Jedes dieser Bücher ist mehr als nur sein Inhalt. Sie sind eine Erinnerung, die über das Geschriebene hinausgeht und die in meinem Kopf etwas Einzigartiges entstehen lassen. Diese Bündel aus gebundenem, bedruckten Papier haben etwas Vertrautes, sie vermitteln Geborgenheit und Sicherheit.

Aber manchmal wird es Zeit, dass man sich auf ein neues Abenteuer einlässt. Dass man unerschrocken in die Zukunft blickt, sich nicht vor ihr fürchtet, sondern sie sich zu Nutzen macht, lernt das Neue zu genießen.

Warum sollte meine Erinnerung an als E-Book gelesenes Buch schlechter sein, als die papierene Erinnerung? Das Buch im Regal ist ja nur ein Reizgeber, so wie der Titel eines Romans oder Name des Autors. Ob das Leseerlebnis das Gleiche sein wird? Ob die Erinnerung genauso schön sein wird? Ich weiß nicht? Aber ich bin entschlossen, es herauszufinden.

Im nächsten Blogeintrag gehe ich dann auf die weniger sentimentalen und eher praktischen Aspekte von E-Books ein.

6 Gedanken zu “Die dunkle Seite der Macht: E-Books

  1. beim zweiten foto macht sich leider auch gleich bemerkbar, wie schlampig deutsche verlage (bzw. die dafür beauftragten externen firmen) oftmals arbeiten, wenn es um ebooks geht. der einzug am kapitelanfang sollte eigentlich nicht vorhanden sein und ich gehe mal davon aus, dass man im papierbuch bei „big bill’s…“ bewusst jeweils den anfangsbuchstaben NICHT kursiv gesetzt hat – was man bei der kindle version wohl übersehen hat…

  2. Das mit dem eingezogenen Absatz ist mir auch aufgefallen.
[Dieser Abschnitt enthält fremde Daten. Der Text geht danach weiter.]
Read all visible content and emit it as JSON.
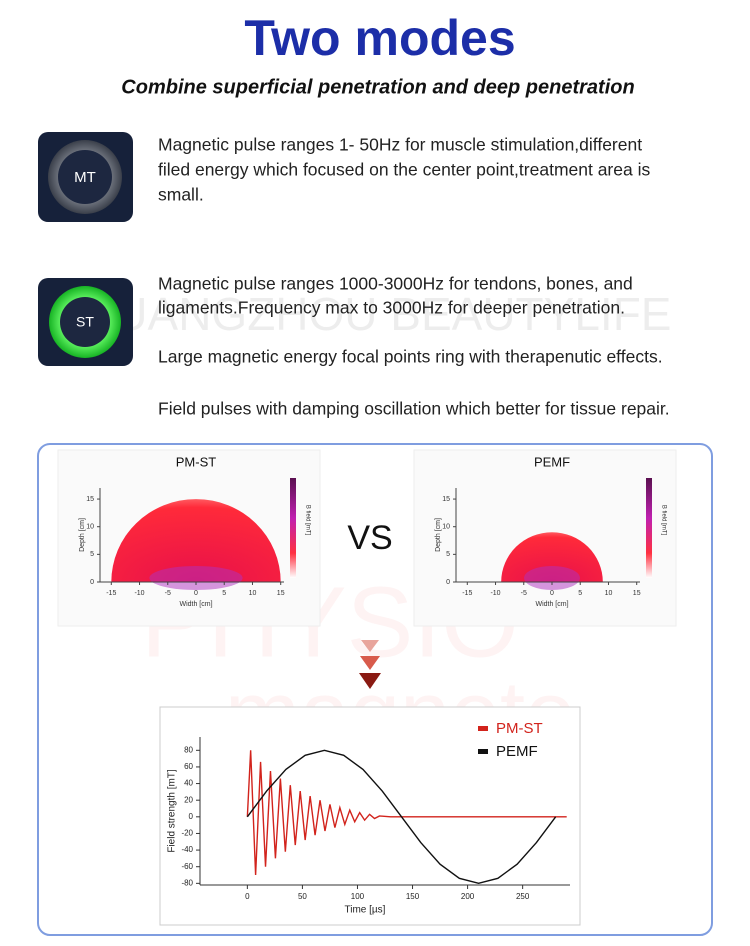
{
  "header": {
    "title": "Two modes",
    "subtitle": "Combine superficial penetration and deep penetration"
  },
  "modes": [
    {
      "icon": "MT",
      "lines": [
        "Magnetic pulse ranges 1- 50Hz for muscle stimulation,different",
        "filed energy which focused on the center point,treatment area is",
        "small."
      ]
    },
    {
      "icon": "ST",
      "lines": [
        "Magnetic pulse ranges 1000-3000Hz for tendons, bones, and",
        "ligaments.Frequency max to 3000Hz for deeper penetration.",
        "Large magnetic energy focal points ring with therapenutic effects.",
        "Field pulses with damping oscillation which better for tissue repair."
      ]
    }
  ],
  "watermarks": [
    "GUANGZHOU BEAUTYLIFE",
    "PHYSIO",
    "magneto"
  ],
  "vs": "VS",
  "heatmaps": [
    {
      "type": "heatmap",
      "title": "PM-ST",
      "x_label": "Width [cm]",
      "y_label": "Depth [cm]",
      "colorbar_label": "B field [mT]",
      "radius": 15,
      "xlim": [
        -17,
        17
      ],
      "ylim": [
        0,
        17
      ],
      "xticks": [
        -15,
        -10,
        -5,
        0,
        5,
        10,
        15
      ],
      "yticks": [
        0,
        5,
        10,
        15
      ]
    },
    {
      "type": "heatmap",
      "title": "PEMF",
      "x_label": "Width [cm]",
      "y_label": "Depth [cm]",
      "colorbar_label": "B field [mT]",
      "radius": 9,
      "xlim": [
        -17,
        17
      ],
      "ylim": [
        0,
        17
      ],
      "xticks": [
        -15,
        -10,
        -5,
        0,
        5,
        10,
        15
      ],
      "yticks": [
        0,
        5,
        10,
        15
      ]
    }
  ],
  "line_chart": {
    "type": "line",
    "x_label": "Time [µs]",
    "y_label": "Field strength [mT]",
    "xlim": [
      -43,
      293
    ],
    "ylim": [
      -82,
      96
    ],
    "xticks": [
      0,
      50,
      100,
      150,
      200,
      250
    ],
    "yticks": [
      -80,
      -60,
      -40,
      -20,
      0,
      20,
      40,
      60,
      80
    ],
    "series": [
      {
        "name": "PM-ST",
        "color": "#d2231c",
        "x": [
          0,
          3,
          7.5,
          12,
          16.5,
          21,
          25.5,
          30,
          34.5,
          39,
          43.5,
          48,
          52.5,
          57,
          61.5,
          66,
          70.5,
          75,
          79.5,
          84,
          88.5,
          93,
          97.5,
          102,
          106.5,
          111,
          115.5,
          120,
          130,
          140,
          290
        ],
        "values": [
          0,
          80,
          -70,
          66,
          -60,
          55,
          -50,
          46,
          -42,
          38,
          -34,
          31,
          -28,
          25,
          -22,
          20,
          -17,
          15,
          -13,
          11,
          -9,
          8,
          -6,
          5,
          -4,
          3,
          -2,
          1,
          0,
          0,
          0
        ]
      },
      {
        "name": "PEMF",
        "color": "#111111",
        "x": [
          0,
          17.5,
          35,
          52.5,
          70,
          87.5,
          105,
          122.5,
          140,
          157.5,
          175,
          192.5,
          210,
          227.5,
          245,
          262.5,
          280
        ],
        "values": [
          0,
          31,
          57,
          74,
          80,
          74,
          57,
          31,
          0,
          -31,
          -57,
          -74,
          -80,
          -74,
          -57,
          -31,
          0
        ]
      }
    ]
  }
}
Der Unterschied in der Kursivschrift nicht.
    Ich kenne mich mit der Umwandlung ins E-Book Format auch überhaupt nicht aus. Weiß als nicht, ob man für jeden Reader oder zumindest für jedes Format noch mal spezielle Modifikationen vornehmen muss.
    Habe nur schon gehört, dass das Kindle einem schon mal den mühsam gestalteten Satz (also den Gesamtsatz vom Text) wieder kaputt machen kann.
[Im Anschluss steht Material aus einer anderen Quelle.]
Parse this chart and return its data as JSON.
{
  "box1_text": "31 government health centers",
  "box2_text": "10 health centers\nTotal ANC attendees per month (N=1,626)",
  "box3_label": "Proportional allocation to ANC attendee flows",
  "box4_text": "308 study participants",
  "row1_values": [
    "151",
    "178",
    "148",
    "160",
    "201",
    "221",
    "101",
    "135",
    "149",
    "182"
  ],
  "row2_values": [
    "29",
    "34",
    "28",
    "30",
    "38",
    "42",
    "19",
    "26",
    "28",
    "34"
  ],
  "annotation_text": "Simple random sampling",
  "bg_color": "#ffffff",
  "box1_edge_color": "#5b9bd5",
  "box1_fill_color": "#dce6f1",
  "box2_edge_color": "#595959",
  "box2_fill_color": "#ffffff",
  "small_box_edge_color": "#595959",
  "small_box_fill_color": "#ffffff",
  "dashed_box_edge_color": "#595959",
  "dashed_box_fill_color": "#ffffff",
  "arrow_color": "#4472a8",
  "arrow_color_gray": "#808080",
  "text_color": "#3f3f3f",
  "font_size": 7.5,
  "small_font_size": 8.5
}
  3. Ach ja, und hätte ich gewusst, dass der Kindle Paperwhite schon so schnell zum gleichen Preis wie der Touch erscheint, hätte ich mit dem Kauf (eigentlich war es eine Geburtstagsgeschenk) noch gewartet.
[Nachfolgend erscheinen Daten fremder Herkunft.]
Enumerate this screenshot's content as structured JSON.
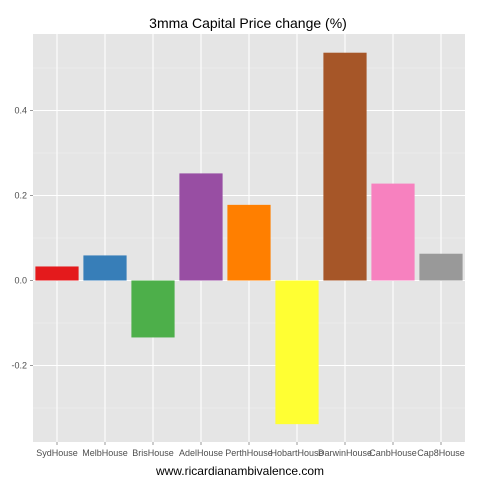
{
  "chart_data": {
    "type": "bar",
    "title": "3mma Capital Price change (%)",
    "xlabel": "",
    "ylabel": "",
    "categories": [
      "SydHouse",
      "MelbHouse",
      "BrisHouse",
      "AdelHouse",
      "PerthHouse",
      "HobartHouse",
      "DarwinHouse",
      "CanbHouse",
      "Cap8House"
    ],
    "values": [
      0.033,
      0.059,
      -0.134,
      0.252,
      0.178,
      -0.338,
      0.536,
      0.228,
      0.063
    ],
    "colors": [
      "#e41a1c",
      "#377eb8",
      "#4daf4a",
      "#984ea3",
      "#ff7f00",
      "#ffff33",
      "#a65628",
      "#f781bf",
      "#999999"
    ],
    "ylim": [
      -0.38,
      0.58
    ],
    "yticks": [
      -0.2,
      0.0,
      0.2,
      0.4
    ],
    "ytick_labels": [
      "-0.2",
      "0.0",
      "0.2",
      "0.4"
    ],
    "grid": true,
    "panel_background": "#e5e5e5",
    "grid_color": "#ffffff"
  },
  "caption": "www.ricardianambivalence.com"
}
  4. ich denke, im idealfall sollte eine mobi oder KF8 datei für amazon und eine epub für die restlichen shops erstellt werden. dürfte nicht allzu viel mehr arbeit bedeuten, so enorm sind die unterschiede nicht. aber es kommt viel zu häufig vor, dass ein epub einfach automatisch umgewandelt wird und – offensichtlich gerne auch ohne das ergebnis zu überprüfen – so im kindleshop landet. wobei ich bei der konvertierung von epubs mit calibre selten probleme hatte, die software von amazon, oder was auch immer von den verlagen benutzt wird, scheint da verbuggter zu sein…

  5. Ich kann das heute nicht mehr nachvollziehen, Ob das beim gedruckten oder der eBook-Ausgabe „richtig“ ist – sorry. Aber wieso darf man bei deutschen eBooks den ersten Absatz nicht einrücken? Wer sagt das? Mich würde das wirklich interessieren, wenn es einen Grund gibt, ihn nicht einzurücken, okay. Aber bei meinem spontanen Blick in die eBooks auf meinem kindle finde ich bei den meisten eBooks den ersten Absatz eingerückt. Gut, das sind englische eBooks, weniger deutsche – beim Satz des gedruckten sollte man gewisse Formen einhalten, aber bei einem kindle würde ich das schon gegenüber denen, die die eBooks für mich erstellen, begründen dürfen. Und bisher gab es keine Anmerkungen zu meinen eBooks.

  6. Ich habe keine Ahnung was üblich ist, was man darf und nicht darf. Mir ist nur der Unterschied zwischen den beiden Ausgaben aufgefallen, ohne jetzt das eine oder andere besser oder schlechter zu finden.